Competitors may purchase HSVs from America’s Cup Event Ltd, the regatta organizer – or its nominated manufacturer, or build their own provided they meet the performance requirements in the protocol.
A set of rules was introduced covering what are now classified as Generation 1 or 2 Foiling Chase Boats. These changes relate to foil area and the new rules apply to pursuit boats if they have a foil size greater than 0.3m². These apply to foiling support boats, regardless of whether they are HSVs or conventionally powered boats. Presumably it prevents teams from using the pursuit boats as test boats for the foil design, consistent with other protocol changes to using spare yachts, but there’s still no explanation for what is a fairly complex set of rules overseen by the powerful survey committee .

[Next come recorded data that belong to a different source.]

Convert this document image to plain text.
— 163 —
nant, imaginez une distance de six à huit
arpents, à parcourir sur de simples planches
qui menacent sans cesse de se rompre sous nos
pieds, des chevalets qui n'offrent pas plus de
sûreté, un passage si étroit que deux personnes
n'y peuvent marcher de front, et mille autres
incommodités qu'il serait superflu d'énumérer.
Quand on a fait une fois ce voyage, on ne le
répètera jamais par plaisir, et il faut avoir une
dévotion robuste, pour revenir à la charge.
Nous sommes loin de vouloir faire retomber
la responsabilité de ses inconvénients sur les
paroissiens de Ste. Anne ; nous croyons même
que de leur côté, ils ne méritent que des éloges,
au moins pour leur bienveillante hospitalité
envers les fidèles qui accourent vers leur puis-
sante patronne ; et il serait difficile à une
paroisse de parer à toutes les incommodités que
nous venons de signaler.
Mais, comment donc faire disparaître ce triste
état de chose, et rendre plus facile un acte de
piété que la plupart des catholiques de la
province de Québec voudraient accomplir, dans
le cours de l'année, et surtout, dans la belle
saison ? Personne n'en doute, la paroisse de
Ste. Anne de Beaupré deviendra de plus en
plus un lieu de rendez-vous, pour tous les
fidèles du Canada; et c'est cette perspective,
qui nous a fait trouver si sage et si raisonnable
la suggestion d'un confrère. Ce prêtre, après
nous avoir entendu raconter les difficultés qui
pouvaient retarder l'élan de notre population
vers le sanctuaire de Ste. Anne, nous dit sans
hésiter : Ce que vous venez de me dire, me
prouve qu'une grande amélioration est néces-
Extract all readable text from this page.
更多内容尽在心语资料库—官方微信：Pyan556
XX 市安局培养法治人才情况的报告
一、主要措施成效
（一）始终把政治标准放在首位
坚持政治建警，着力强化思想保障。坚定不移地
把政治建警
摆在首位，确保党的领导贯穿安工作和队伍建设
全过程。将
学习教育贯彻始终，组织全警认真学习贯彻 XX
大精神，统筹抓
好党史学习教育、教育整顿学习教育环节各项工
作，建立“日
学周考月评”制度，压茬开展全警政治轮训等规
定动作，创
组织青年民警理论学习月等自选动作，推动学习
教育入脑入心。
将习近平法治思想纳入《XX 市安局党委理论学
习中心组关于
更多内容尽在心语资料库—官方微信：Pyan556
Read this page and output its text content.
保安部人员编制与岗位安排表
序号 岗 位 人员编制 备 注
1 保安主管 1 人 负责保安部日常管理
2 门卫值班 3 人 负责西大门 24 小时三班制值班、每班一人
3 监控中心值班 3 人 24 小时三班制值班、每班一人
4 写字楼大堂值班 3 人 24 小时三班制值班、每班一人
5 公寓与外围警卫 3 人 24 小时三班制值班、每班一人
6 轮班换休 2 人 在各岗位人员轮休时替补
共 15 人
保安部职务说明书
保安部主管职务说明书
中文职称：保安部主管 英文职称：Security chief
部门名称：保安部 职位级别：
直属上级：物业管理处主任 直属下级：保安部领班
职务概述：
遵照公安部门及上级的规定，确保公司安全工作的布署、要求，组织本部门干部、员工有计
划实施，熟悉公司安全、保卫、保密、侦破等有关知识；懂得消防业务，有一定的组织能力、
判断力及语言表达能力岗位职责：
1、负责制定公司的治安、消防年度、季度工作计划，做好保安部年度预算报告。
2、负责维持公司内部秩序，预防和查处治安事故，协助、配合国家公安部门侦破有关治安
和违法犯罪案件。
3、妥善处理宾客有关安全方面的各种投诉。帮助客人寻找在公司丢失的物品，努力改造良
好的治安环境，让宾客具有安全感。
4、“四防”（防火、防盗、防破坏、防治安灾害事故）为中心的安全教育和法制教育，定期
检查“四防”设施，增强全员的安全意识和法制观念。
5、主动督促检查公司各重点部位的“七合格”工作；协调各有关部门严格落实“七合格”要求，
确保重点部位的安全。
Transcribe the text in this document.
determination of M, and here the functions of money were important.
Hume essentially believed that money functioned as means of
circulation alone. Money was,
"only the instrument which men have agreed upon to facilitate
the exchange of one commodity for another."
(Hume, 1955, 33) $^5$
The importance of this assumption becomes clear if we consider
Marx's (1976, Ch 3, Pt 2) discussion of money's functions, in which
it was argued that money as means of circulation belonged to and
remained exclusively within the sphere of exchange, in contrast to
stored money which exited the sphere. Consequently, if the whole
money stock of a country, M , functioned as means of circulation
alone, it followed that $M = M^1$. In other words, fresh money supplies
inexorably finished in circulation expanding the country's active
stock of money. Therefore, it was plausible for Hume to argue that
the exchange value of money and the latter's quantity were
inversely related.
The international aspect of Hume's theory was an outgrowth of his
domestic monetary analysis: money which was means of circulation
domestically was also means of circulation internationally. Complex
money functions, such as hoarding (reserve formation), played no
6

The move to bring pursuit boats under the purview of the Survey Committee is a first in Cup history. Some evidence of their necessity lies deep within the rules, where there are references to the use of “wing flaps” and “hydrodynamic surface” geometry that cannot be changed once explained to the board of surveys. “Hydrodynamic surface” is a defined term in the AC Technical Regulations – and it appears that the new regulations are a means of blocking teams from testing wings outside of the limitations on wing and flap counts set out in the rules for the foiling of yachts in the America’s Cup are contextual.
The defender, the Royal New Zealand Yacht Squadron, has yet to explain whether they have received new challenges almost a week after the registration deadline. Numbers currently stand at four challengers, one more than at the 2021 America’s Cup, but late registrations remain open until May 2023. Late registrations after August 1, 2022 will incur an additional fee of $100,000 per month. The regime partially increases the probability of a flood of late entries at the last entry deadline.